Apuntes escépticos

para un desastre programado

“No me gusta vivir – insisto.”
Anónimo

En medio de un vacío urbano (de esos que padecemos las que no somos normales), cuando te decís “salí” sabiendo que estando fuera te impondrías regresar a casa, se agiganta su presencia en la memoria, remedo de una vida de soberano hartazgo. Ficcional, si se quiere, porque todo se trata al fin de relatos. A propósito, qué es la ficción – te preguntás-, y enseguida aparece su imagen como escorzo.

Tus ideas vagan sin orden, por momentos te acosan sin mala intención y terminan por volar gravemente hacia Sloterdijk. No podés perdonarte, sin embargo, el pensar que tal vez el lúcido germano se ha tomado un trabajo innecesario: adónde se arriba con la épica de los meandros si nadie ha podido restituir el mundo al mundo, y menos lo harán otras teorías, o los vanos intentos de revoluciones, etcétera. Recordás ahora y aquí mismo, en esta habitación que antes parecía importante (porque andabas por fuera evocándola), aquella tarde ominosa cuando la desafiaste en un panel de aburridos homenajes. Lo hiciste valiéndote de una pregunta sencilla, como siempre al navegar entre las letras del otro (¿”qué es la escritura femenina sino un capítulo más de la literatura que se alza, orgullosa, ante la muerte?”). Y ella rió, lo hizo a labio franco, miró al auditorio con ojos de cariño, pues imaginaba -sin conocernos entonces- las batallas ganadas y perdidas, en las que ambas metíamos como punta de saeta alguno que otro de nuestros textos y voces. Pero los poemarios y novelas de la poeta, te decís, por lo demás evitando que por alguna degenerada razón alguien pudiera hurgar en estos raptos tuyos de tristeza, su poética -te repetís- no ha de formar parte, en efecto, de ninguna antología del escándalo ni quedará enterrada en las vetustas bibliotecas de la nada. Su poesía está viva, sangre universal recorre sus vísceras.

Y continúan en averiado vuelo tus remembranzas, se hace presente una ausencia en la habitación del improvisado cuenco: había sido en la mañana de un sol rabioso de un año tan lejano que ya ni recordás con precisión la fecha, cuando la poeta y vos dejaron sentado, por ante el actuario, aquello de que la escritura de mujeres no es solo de género. Es, y con eso basta. El señor actuario se había asombrado de una declaración de tan noble valentía, es que éramos mujeres de esas que escribimos sólo inspiradas en el dolor y la controversia aun cuando no diéramos cuenta de nuestra exclusiva propiedad femenina sobre estos.

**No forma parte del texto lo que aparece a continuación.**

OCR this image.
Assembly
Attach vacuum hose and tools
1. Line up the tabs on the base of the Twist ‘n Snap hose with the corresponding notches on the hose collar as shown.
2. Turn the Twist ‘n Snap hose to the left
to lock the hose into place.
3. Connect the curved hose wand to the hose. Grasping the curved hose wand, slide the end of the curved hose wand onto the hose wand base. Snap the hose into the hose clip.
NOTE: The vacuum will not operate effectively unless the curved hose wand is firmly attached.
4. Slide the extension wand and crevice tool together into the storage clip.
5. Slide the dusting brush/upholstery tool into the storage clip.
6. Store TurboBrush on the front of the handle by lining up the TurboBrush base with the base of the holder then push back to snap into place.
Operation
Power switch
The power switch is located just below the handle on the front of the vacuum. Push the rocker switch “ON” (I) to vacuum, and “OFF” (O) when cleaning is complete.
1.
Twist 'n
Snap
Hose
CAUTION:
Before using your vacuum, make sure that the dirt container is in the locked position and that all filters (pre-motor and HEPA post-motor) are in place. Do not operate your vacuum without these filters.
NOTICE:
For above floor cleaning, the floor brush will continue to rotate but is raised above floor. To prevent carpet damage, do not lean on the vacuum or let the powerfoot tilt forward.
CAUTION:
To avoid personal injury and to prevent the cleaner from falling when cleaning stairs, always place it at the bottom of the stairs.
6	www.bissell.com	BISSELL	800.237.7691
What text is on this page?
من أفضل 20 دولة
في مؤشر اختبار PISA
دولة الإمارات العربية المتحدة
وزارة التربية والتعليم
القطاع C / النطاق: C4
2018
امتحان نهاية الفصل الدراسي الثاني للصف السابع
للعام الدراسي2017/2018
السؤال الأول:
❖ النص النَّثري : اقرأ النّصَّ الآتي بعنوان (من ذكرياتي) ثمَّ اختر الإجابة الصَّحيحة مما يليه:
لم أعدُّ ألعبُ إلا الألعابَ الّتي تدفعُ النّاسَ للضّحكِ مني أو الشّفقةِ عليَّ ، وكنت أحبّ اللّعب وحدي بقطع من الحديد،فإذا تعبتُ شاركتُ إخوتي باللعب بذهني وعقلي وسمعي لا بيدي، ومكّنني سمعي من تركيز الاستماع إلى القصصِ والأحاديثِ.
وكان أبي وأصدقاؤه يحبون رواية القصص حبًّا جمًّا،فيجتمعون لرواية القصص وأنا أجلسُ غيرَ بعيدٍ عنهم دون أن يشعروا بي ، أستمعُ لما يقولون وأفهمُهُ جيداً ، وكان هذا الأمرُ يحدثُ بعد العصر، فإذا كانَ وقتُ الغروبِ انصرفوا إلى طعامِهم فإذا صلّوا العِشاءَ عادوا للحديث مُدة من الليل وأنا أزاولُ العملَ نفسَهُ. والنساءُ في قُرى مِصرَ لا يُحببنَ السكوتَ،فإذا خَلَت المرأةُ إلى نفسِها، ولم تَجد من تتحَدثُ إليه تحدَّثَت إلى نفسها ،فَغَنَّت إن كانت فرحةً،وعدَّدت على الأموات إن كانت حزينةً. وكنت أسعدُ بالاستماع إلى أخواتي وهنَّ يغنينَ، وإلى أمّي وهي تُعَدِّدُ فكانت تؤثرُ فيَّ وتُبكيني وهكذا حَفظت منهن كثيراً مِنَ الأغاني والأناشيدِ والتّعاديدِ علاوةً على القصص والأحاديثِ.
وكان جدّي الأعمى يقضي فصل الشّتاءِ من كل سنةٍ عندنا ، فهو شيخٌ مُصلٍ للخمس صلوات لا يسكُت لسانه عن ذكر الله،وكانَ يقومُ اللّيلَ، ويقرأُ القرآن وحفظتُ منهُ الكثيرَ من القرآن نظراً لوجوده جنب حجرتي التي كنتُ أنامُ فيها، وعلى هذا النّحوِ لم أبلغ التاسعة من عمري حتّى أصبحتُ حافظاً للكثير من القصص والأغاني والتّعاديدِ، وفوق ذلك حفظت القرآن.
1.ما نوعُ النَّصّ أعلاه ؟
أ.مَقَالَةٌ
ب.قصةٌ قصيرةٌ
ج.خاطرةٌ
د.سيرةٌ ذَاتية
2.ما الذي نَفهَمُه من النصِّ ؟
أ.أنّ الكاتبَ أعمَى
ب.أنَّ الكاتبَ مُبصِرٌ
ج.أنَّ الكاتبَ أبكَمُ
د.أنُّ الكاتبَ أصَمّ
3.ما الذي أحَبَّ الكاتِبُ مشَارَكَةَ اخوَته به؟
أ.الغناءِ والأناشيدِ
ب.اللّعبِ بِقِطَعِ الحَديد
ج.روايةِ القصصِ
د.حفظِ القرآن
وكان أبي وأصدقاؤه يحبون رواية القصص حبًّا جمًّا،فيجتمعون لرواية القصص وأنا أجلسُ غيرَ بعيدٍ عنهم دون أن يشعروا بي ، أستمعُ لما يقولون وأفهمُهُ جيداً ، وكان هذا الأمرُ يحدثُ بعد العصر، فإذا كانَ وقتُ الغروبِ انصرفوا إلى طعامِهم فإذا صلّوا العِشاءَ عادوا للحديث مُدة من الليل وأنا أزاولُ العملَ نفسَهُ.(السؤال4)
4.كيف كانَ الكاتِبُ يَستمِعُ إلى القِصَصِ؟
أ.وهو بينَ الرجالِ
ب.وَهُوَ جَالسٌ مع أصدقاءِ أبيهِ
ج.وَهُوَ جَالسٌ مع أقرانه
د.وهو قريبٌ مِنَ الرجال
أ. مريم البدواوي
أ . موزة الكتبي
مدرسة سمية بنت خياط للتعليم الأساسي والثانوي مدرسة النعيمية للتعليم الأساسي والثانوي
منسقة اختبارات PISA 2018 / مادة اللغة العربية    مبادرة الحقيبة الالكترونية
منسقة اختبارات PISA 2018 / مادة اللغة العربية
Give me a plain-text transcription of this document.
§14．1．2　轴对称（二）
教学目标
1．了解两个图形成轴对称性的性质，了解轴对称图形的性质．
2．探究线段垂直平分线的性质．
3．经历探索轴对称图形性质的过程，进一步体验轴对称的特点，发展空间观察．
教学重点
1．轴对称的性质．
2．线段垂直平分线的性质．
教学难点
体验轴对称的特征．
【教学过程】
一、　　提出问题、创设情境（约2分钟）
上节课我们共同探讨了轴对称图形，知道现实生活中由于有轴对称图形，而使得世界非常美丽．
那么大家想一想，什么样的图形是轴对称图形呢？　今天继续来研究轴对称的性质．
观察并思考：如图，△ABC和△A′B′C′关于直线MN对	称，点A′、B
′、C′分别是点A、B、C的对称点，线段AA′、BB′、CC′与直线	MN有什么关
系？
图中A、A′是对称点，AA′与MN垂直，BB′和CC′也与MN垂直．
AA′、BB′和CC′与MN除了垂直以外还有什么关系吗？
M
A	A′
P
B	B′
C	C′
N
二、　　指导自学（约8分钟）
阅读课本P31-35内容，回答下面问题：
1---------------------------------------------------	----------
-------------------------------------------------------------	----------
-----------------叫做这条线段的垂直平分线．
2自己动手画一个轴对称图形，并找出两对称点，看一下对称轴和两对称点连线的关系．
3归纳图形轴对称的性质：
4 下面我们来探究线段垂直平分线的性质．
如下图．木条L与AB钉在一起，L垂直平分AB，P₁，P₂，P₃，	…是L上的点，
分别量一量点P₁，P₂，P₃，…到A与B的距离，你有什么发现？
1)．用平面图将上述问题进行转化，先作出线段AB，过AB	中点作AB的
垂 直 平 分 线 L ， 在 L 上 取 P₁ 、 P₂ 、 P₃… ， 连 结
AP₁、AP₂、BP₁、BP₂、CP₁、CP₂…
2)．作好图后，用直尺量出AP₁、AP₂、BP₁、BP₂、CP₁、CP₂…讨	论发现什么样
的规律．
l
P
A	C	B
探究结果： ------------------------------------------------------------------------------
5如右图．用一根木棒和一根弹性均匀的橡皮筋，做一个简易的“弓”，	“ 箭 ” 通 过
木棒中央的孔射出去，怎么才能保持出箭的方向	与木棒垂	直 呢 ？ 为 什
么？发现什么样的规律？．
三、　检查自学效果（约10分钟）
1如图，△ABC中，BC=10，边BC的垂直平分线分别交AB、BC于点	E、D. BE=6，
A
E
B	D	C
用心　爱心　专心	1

Defendíamos nomás la buena escritura, la literaria, la única que conocemos por humanistas (aunque no fuera la políticamente correcta), de esa que prescinde del regodeo quejoso, y no por ello se distancia de la desgracia humana. Piel de cactus (se definía ella) en aquella novela con golondrinas, mientras tus textos apenas se esfuerzan en su puro acontecer sustentable.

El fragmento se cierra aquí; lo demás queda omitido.